James Lovegrove est décidément loin d’en avoir fini avec Holmes et son inséparable Watson. Après la trilogie fantastique des Dossiers Cthulhu (dans laquelle l’auteur fusionne le monde de Sherlock et l’univers de Lovecraft), après Sherlock Holmes et le Démon de Noël (paru il y a trois mois à peine et que nous n’avons pas chroniqué — malheur à nous !), le détective se lance dans une enquête qui le fait retourner dans le Dartmoor, sur la propriété de sir Henry Baskerville.

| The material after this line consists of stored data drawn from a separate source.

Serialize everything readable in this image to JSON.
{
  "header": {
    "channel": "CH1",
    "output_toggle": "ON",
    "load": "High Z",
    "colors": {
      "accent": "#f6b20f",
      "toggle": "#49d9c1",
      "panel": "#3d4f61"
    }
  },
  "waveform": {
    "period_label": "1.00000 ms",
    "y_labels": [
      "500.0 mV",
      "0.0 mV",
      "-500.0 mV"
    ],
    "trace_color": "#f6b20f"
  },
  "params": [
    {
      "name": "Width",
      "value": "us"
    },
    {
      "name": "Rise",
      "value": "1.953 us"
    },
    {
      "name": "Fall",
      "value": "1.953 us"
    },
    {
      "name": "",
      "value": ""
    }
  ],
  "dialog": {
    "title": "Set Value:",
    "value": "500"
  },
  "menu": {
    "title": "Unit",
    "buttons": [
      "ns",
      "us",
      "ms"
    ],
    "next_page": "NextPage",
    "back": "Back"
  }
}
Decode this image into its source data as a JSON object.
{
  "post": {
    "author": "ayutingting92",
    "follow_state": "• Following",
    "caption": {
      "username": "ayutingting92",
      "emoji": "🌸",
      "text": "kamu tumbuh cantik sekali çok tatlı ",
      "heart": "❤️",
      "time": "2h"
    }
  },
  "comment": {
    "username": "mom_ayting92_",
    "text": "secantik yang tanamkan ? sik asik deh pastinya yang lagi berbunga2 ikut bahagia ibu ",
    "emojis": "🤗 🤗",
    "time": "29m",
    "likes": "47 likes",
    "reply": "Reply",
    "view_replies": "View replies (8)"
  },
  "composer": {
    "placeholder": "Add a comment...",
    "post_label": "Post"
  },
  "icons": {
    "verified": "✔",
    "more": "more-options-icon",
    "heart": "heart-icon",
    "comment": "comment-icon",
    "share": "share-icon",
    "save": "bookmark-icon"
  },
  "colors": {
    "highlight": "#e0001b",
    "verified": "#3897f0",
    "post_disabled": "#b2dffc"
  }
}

Baskerville ! Un nom que connaissent tous les amateurs des récits d’Arthur Conan Doyle (ainsi que ceux des romans d’Umberto Eco : c’est en hommage à sir Arthur et Sherlock que l’écrivain et linguiste italien choisit d’appeler Baskerville le héros perspicace du Nom de la rose). Maîtrisant le fameux canon holmésien sur le bout des doigts, James Lovegrove s’est lancé dans une entreprise audacieuse, apporter une suite apocryphe au célèbre Le Chien des Baskerville, que Conan Doyle publia initialement sous forme de feuilleton en 1901-1902. Vous avez oublié de quoi il retourne ? Pas de panique : le docteur Watson, toujours d’une prévenance et d’une droiture exemplaires, pense à tous les lecteurs à qui la mémoire ferait défaut. En quelques pages habilement placées, sans gêner nullement la progression du récit, le narrateur médecin nous fait un résumé de l’intrigue du Chien…, une parenthèse salutaire qui permet à tout un chacun d’appréhender personnages et enjeux de cette nouvelle enquête.

Flanqué, dans un premier temps, non pas de Watson mais du Caporal Benjamin Grier (un militaire canadien autrefois frère d’armes, outre-Atlantique, d’Henry Baskerville), Sherlock Holmes part à la rescousse de sir Henry, dont l’épouse Audrey a été assassinée par une nouvelle bête. Cette fois, impossible qu’il s’agisse d’un chien : la pauvre a été retrouvée littéralement exsangue au cœur de la lande, la jugulaire perforée par l’appendice d’une phalène géante (voir l’illustration de la couverture) que plusieurs témoins de la région affirment avoir aperçue au clair de lune, battant des ailes dans le ciel nocturne. Et le fait est que des moutons des troupeaux environnants ont été récemment retrouvés par leurs bergers dans le même état que la pauvre Audrey… Est-il concevable qu’un tel animal existe ? Et qu’il soit tombé sur Lady Baskerville est-il seulement le fruit d’un malheureux hasard ?

Ainsi qu’il nous y a habitués, James Lovegrove mène son récit d’enquête à un rythme qui ne faiblit jamais, nous allons d’énigme en énigme et de surprise en surprise, jusqu’à un coup de théâtre qui, à peu près à mi-roman, va nous emmener dans des contrées inattendues et plus dépaysantes encore que les paysages de tourbe qui entourent le manoir des Baskerville. Et que les amateurs de récits d’aventures se frottent les mains, car il y a même au programme non pas un mais deux voyages mouvementés en bateau, en eau douce et en eau salée, effectués par un petit collège de héros dont le portrait de groupe savoureux compte aussi parmi les atouts de ce nouveau roman. Le pari d’apporter une suite convaincante au Chien des Baskerville est relevé haut la main. James Lovegrove, au style classique et classieux, s’affirme une fois encore comme la plume idéale pour conforter la postérité des personnages de Conan Doyle.

En librairie depuis le 9 février 2022.